10. PoS is not on-chain governance

A common challenge (mainly from the Bitcoin camp) is that PoS is equivalent to the “fiat system” we are trying to get rid of.

What they mean is that whoever has the capital has the power.

This is a very wrong position, and many of those who often support it may be spreading it maliciously to discredit any consensus mechanism other than Bitcoin.

It is enough to read this article about the Ethereum merger

The role of an Ethereum validator is exactly the same as that of a PoW miner. This is a 1:1 comparison.

Ethereum holders have no governance rights over Ethereum, as in Bitcoin, this power is held by non-validating node operators, aka the “community”.

Ironically, these camps advertise PoS as a scheme to “make the rich richer,” when the indisputable fact is that PoW mining facilities lead to higher returns on investment for wealthier capital.

PoS Ethereum with ETH native yield is the most democratized consensus mechanism as it offers the same proportional rewards as 32, 320, 3200 or 32,000 ETH.

They all get the same yield of around 5%.

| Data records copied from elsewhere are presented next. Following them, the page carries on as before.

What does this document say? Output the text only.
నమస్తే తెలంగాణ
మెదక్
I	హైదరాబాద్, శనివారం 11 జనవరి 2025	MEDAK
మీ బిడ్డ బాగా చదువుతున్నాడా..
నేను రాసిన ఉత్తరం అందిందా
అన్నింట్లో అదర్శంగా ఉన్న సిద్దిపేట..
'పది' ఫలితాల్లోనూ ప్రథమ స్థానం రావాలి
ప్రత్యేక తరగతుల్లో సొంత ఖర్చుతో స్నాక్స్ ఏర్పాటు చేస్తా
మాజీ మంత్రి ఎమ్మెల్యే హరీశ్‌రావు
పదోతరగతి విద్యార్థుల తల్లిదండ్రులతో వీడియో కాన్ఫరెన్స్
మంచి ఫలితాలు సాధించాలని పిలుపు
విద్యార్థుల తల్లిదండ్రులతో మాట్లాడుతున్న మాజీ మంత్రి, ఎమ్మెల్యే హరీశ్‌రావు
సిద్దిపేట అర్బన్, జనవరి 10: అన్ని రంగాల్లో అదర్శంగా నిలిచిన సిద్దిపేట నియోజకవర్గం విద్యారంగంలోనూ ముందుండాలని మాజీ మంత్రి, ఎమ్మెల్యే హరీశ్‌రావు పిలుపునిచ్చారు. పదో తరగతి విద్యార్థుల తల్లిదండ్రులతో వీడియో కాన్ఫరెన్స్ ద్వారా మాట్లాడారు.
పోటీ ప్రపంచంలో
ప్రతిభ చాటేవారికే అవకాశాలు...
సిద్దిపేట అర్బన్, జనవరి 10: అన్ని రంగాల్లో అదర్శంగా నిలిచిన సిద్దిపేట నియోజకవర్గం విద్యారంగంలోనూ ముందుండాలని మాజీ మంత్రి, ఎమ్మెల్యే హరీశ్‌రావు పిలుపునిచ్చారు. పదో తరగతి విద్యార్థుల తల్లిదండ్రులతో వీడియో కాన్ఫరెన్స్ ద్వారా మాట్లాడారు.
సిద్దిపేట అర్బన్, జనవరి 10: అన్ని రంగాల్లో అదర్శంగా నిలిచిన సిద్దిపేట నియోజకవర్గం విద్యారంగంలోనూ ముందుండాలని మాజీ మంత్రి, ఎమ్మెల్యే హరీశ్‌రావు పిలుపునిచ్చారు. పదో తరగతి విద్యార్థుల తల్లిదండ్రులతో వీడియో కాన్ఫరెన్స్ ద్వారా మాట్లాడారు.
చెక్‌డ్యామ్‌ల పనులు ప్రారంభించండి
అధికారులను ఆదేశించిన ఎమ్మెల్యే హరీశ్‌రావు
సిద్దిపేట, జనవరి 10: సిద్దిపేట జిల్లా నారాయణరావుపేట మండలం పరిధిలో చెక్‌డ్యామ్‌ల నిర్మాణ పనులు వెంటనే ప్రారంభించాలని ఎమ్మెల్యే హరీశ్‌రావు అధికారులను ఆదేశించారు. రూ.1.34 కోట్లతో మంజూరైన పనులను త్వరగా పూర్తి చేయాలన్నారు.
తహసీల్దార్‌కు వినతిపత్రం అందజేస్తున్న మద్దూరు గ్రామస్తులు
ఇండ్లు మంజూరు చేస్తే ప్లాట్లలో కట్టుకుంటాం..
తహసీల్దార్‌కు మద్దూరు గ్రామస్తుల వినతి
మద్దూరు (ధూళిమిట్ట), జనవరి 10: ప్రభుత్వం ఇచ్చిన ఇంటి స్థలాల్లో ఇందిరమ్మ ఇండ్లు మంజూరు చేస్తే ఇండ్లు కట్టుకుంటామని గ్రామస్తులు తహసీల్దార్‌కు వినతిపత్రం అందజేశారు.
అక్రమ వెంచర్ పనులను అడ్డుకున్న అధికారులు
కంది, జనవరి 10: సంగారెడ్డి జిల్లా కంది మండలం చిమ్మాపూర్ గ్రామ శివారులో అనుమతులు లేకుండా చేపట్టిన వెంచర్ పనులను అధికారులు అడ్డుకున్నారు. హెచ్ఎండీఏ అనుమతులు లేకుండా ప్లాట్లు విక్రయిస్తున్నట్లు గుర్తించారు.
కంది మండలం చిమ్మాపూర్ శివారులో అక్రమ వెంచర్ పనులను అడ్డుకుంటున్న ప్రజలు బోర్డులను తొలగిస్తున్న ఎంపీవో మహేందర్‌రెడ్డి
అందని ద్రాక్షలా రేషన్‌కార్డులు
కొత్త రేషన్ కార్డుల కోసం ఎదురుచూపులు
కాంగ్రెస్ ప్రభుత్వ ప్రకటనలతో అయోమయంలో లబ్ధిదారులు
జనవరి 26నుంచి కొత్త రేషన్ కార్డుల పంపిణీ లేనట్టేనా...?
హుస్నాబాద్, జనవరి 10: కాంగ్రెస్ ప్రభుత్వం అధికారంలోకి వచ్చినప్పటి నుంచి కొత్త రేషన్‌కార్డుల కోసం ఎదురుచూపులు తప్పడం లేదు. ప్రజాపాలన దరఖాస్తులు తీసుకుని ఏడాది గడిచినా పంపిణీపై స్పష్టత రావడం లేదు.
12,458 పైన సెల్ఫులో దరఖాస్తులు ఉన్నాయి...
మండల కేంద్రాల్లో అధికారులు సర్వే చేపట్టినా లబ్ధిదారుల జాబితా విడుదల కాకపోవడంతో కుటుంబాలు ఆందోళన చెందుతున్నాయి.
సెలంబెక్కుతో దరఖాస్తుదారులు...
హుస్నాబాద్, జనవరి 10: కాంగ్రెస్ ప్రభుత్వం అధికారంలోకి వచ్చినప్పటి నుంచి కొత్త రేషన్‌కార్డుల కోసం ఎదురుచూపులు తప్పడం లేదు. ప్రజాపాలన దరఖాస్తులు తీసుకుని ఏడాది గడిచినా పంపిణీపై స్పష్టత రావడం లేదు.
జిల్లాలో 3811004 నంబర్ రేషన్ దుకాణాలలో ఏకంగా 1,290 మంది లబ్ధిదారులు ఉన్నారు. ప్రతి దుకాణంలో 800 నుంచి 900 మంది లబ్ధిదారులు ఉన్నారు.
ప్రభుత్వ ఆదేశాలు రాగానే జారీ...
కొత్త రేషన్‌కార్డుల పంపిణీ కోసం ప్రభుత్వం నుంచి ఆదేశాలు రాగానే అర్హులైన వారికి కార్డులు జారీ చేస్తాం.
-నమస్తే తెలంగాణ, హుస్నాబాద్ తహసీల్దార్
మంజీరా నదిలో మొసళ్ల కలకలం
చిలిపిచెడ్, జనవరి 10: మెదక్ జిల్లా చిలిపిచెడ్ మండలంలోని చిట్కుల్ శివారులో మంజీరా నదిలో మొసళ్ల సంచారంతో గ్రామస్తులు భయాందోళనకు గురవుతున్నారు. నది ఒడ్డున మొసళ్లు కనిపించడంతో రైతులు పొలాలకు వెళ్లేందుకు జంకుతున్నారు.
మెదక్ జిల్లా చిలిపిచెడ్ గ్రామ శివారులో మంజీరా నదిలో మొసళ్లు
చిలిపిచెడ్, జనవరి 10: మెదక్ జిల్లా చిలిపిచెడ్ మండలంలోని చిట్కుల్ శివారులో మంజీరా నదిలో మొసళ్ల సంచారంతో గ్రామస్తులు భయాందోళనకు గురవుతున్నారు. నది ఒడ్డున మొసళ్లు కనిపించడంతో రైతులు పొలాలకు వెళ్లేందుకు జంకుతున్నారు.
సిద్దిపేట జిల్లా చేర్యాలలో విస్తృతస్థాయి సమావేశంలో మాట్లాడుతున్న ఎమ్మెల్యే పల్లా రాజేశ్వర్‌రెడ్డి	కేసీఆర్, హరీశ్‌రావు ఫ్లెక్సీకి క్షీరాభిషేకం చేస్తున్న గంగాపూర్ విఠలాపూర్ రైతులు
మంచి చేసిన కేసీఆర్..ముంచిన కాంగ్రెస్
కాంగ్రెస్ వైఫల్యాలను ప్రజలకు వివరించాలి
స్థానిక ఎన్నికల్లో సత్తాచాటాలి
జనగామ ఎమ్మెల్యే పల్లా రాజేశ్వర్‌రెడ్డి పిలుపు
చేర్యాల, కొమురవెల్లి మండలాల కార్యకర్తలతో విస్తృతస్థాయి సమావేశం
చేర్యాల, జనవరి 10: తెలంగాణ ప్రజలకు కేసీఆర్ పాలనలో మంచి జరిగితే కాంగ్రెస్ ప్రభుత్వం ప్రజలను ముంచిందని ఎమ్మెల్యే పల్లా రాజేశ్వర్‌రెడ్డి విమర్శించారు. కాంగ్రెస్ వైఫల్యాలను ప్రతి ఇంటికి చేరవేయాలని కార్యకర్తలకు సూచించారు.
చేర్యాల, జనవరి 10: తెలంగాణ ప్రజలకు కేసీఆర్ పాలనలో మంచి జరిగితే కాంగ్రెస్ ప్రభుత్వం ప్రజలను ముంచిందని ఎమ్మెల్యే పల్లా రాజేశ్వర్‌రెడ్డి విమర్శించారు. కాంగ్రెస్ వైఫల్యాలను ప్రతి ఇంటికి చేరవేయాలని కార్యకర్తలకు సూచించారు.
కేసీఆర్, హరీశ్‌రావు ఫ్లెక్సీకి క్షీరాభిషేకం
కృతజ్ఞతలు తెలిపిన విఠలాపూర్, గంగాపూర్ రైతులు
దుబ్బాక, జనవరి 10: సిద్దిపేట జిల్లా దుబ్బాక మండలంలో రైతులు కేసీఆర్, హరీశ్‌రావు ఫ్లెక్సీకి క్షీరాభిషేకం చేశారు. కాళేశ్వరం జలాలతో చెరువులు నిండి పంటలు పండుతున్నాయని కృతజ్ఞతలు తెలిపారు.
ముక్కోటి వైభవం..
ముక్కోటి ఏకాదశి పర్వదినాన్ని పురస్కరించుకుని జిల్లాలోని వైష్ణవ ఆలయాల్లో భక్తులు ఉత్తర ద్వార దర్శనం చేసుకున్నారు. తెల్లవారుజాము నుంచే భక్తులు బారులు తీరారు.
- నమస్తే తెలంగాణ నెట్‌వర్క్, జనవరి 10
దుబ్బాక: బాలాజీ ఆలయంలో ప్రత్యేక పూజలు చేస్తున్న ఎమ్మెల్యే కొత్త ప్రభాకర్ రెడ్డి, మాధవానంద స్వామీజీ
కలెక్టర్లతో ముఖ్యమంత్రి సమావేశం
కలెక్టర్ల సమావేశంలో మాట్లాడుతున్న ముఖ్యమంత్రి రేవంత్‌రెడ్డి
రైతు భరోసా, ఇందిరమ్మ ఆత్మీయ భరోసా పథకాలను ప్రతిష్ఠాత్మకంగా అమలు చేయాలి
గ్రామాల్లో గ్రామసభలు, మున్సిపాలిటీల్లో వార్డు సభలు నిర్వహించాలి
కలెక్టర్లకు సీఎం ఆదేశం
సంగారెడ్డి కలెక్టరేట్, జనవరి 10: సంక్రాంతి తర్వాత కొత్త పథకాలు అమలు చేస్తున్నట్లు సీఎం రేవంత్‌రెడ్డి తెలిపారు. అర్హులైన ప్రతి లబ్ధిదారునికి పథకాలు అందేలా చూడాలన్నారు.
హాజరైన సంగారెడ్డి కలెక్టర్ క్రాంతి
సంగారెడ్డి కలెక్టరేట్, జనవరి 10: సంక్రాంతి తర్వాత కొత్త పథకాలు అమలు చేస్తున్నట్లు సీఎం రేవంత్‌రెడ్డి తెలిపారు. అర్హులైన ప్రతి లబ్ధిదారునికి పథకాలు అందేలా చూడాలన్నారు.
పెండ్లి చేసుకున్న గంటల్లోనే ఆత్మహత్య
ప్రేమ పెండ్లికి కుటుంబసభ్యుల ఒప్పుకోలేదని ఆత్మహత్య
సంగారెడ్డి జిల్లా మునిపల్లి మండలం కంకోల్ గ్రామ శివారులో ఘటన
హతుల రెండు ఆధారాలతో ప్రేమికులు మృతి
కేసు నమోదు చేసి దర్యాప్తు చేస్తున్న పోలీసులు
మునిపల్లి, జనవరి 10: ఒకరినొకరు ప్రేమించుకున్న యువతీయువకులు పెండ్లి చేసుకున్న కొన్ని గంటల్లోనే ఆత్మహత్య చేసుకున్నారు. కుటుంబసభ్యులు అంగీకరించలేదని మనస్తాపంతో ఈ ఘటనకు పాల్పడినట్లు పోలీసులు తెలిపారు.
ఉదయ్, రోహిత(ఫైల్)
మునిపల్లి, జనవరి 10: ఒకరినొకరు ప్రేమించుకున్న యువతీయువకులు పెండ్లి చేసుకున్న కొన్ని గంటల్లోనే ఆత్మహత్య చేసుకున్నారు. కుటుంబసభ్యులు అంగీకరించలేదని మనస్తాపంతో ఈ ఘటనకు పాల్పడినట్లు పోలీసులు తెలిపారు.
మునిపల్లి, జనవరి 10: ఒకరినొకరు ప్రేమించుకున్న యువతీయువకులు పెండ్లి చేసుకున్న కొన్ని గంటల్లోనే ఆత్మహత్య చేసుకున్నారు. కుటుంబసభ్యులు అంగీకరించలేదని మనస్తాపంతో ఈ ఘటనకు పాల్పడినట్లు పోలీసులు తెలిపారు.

This is in stark contrast to PoW miners, where a $100 million investment in a mining facility would generate well over 10x more computing power than a $10 million investment due to all the economies of scale that PoW hardware and energy costs bring.

Posted by:CoinYuppie,Reprinted with attribution to:
Coinyuppie is an open information publishing platform, all information provided is not related to the views and positions of coinyuppie, and does not constitute any investment and financial advice. Users are expected to carefully screen and prevent risks.